BREMEN - Überall geben die Preise nach – nur nicht in Bremen und „umzu“.
Von Thomas Kuzaj
BREMEN - Es gibt wieder mehr Bewegung beim Thema Immobilien: Die Landesbausparkasse Bremen (LBS) erkennt „erste Anzeichen eines Aufschwungs“ auf dem Markt. Gestern präsentierte die LBS ihren vierten „Immobilienmarktatlas“ für Bremen und das Umland. Deutschlandweit hingegen wird mit sinkenden Immobilienpreisen gerechnet – besonders bei gebrauchten Eigentumswohnungen und bei Reihenhäusern.

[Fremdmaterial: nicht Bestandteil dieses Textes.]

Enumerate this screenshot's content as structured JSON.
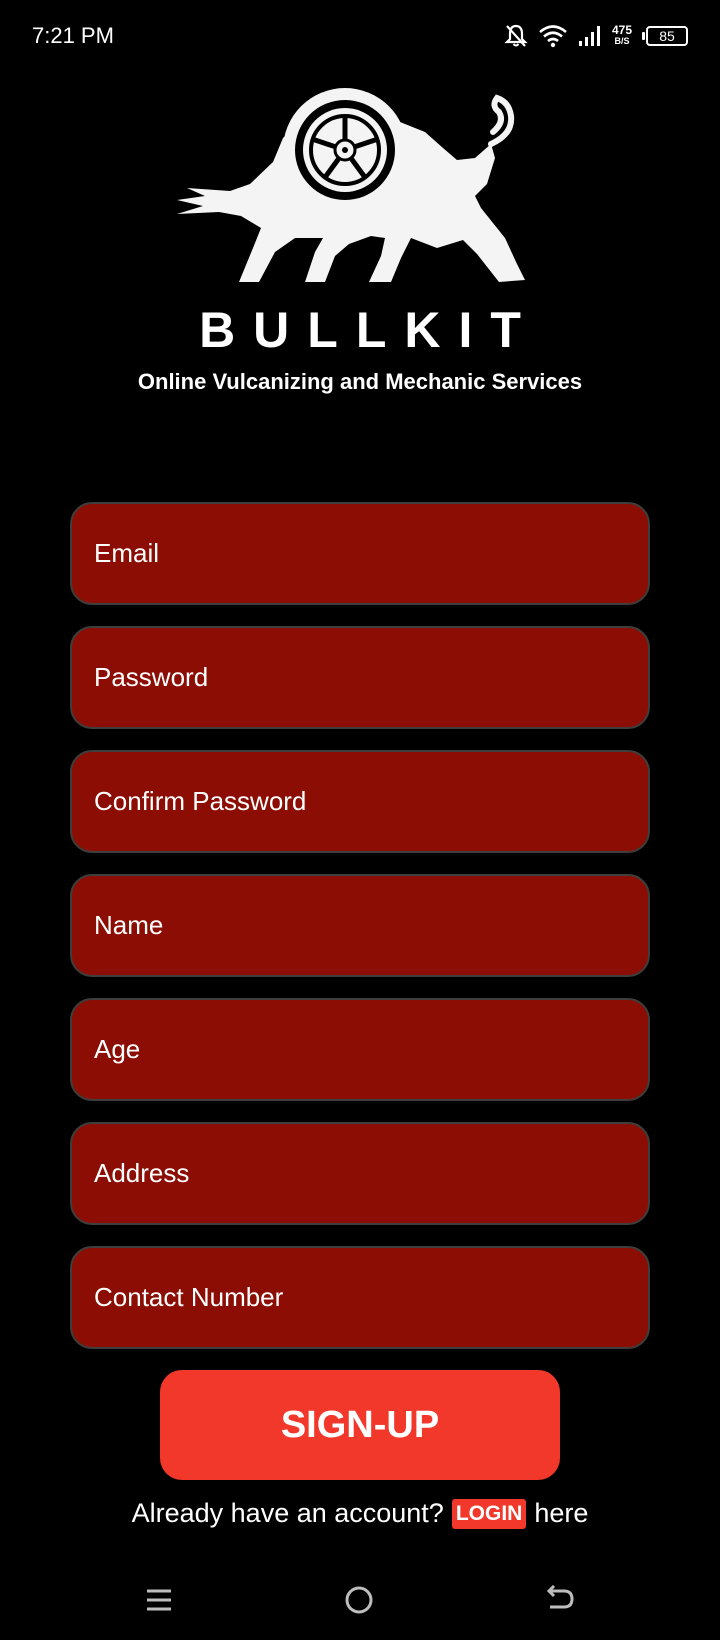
{
  "status_bar": {
    "time": "7:21 PM",
    "net_speed_value": "475",
    "net_speed_unit": "B/S",
    "battery_level": "85",
    "icons": [
      "mute-icon",
      "wifi-icon",
      "signal-icon",
      "battery-icon"
    ]
  },
  "branding": {
    "name": "BULLKIT",
    "tagline": "Online Vulcanizing and Mechanic Services",
    "logo_icon": "bull-wheel-logo"
  },
  "form": {
    "email_placeholder": "Email",
    "password_placeholder": "Password",
    "confirm_password_placeholder": "Confirm Password",
    "name_placeholder": "Name",
    "age_placeholder": "Age",
    "address_placeholder": "Address",
    "contact_placeholder": "Contact Number"
  },
  "signup_button_label": "SIGN-UP",
  "login_prompt": {
    "before": "Already have an account?",
    "link": "LOGIN",
    "after": "here"
  },
  "nav_bar": {
    "icons": [
      "menu-icon",
      "home-icon",
      "back-icon"
    ]
  },
  "colors": {
    "background": "#000000",
    "field_fill": "#8b0d04",
    "accent": "#f2382b",
    "text": "#ffffff"
  }
}
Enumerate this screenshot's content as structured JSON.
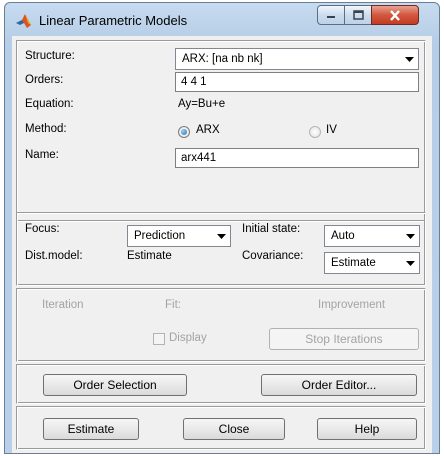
{
  "window": {
    "title": "Linear Parametric Models"
  },
  "model": {
    "structure_label": "Structure:",
    "structure_value": "ARX: [na nb nk]",
    "orders_label": "Orders:",
    "orders_value": "4 4 1",
    "equation_label": "Equation:",
    "equation_value": "Ay=Bu+e",
    "method_label": "Method:",
    "method_options": [
      {
        "label": "ARX",
        "selected": true
      },
      {
        "label": "IV",
        "selected": false
      }
    ],
    "name_label": "Name:",
    "name_value": "arx441"
  },
  "settings": {
    "focus_label": "Focus:",
    "focus_value": "Prediction",
    "initial_state_label": "Initial state:",
    "initial_state_value": "Auto",
    "dist_model_label": "Dist.model:",
    "dist_model_value": "Estimate",
    "covariance_label": "Covariance:",
    "covariance_value": "Estimate"
  },
  "iteration": {
    "iteration_label": "Iteration",
    "fit_label": "Fit:",
    "improvement_label": "Improvement",
    "display_label": "Display",
    "stop_label": "Stop Iterations"
  },
  "order_buttons": {
    "order_selection": "Order Selection",
    "order_editor": "Order Editor..."
  },
  "actions": {
    "estimate": "Estimate",
    "close": "Close",
    "help": "Help"
  }
}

Bremen liegt hier also nicht im Trend.Bundesweit im Trend sind allerdings gebrauchte Einfamilienhäuser – und dieser Trend wiederum ist in der Region „besonders ausgeprägt“, hieß es bei der LBS. Die Folge: Bei gebrauchten Ein- und Zweifamilienhäusern werden leichte Preissteigerungen registriert – ebenso übrigens bei Grundstücken im Bremer Umland, wenn sie für Wohnbebauung gedacht sind. Alles in allem bauen die LBS-Rechner jetzt auf eine „positive Entwicklung für den Bremer Großraum“. Die Nachfrage nach Gebrauchtimmobilien werde weiter steigen.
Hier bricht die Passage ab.